Fracture de Stress

Lorsque vous lirez ces lignes confortablement assis au chaud dans votre maison, appartement ou restaurant, probablement que vous vous direz : Qu’il nous laisse tranquille le chroniqueur en ce dimanche matin avec son stress!

En effet pendant que vous sirotez votre café, votre physiothérapeute préféré et son équipe se démènent comme des diables dans la neige froide, en participant pour la 4ième fois au pentathlon des neiges de Québec.

En rappel, c’est l’activité hivernale extérieure la plus courue avec plus de 4000 inscriptions, le tout se passant sur les plaines d’Abraham.

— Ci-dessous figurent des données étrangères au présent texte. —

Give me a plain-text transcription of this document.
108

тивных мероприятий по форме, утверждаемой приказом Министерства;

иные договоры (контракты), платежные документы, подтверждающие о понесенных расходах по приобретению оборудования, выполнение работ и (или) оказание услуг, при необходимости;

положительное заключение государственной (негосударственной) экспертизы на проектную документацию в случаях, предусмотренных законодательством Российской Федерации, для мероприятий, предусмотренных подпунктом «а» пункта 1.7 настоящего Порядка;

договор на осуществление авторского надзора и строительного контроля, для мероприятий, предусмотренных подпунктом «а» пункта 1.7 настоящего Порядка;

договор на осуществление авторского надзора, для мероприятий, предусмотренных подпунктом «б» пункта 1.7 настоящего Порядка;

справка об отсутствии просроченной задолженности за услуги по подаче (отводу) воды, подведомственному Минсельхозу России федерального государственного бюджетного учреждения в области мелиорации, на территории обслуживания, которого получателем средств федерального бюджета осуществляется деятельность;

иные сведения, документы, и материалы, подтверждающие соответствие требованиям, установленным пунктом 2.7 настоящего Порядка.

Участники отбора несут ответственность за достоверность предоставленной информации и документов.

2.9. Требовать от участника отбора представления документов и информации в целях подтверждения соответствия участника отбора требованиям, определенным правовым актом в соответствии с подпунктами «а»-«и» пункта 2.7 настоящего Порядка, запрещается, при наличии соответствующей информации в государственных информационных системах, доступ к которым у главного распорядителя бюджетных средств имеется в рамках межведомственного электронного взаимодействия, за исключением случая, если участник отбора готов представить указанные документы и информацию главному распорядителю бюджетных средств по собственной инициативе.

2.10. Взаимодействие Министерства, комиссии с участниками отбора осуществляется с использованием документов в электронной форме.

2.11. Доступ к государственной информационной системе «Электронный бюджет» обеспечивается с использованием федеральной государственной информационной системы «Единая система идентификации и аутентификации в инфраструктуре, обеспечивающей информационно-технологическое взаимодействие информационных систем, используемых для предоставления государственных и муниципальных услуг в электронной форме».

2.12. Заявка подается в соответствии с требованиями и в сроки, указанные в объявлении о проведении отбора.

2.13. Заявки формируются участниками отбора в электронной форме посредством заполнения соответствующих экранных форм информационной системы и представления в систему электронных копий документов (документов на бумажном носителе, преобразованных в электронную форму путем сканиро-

Je vous invite d’ailleurs à aller faire un petit tour en ce dimanche pour prendre l’air et pour encourager les athlètes (je m’exclus ici). Il y règne une ambiance extraordinaire et vous pourrez voir de beaux exemples de gens de tous les  âges actifs et en santé.

 CINQ ÉPREUVES

Notre équipe de 5 personnes de ma famille avons donc à compléter à relais une épreuve chacun, soient le vélo, la course à pied, le ski de fond, le patin et la course à raquette.  Nous nous entraînons tous depuis quelques mois. Moi j’ai encore été choisi pour le ski de fond car je suis le seul qui savait vraiment en faire et aussi pour payer l’inscription… Je ne suis pas sûr qu’il m’ont pris dans l’équipe pour mes qualités athlétiques, mais passons….!

  Zone de Texte: FRAYEUR

 

Cependant une petite frayeur est survenue cette semaine, soit le lundi précédent la course lorsque notre athlète à la course à pied se serait possiblement infligée une fracture de stress au pied.  Habituellement cela survient lors d’un surplus d’activité sportive.  Ça n’a aucun rapport avec le stress d’origine nerveux que l’on connaît.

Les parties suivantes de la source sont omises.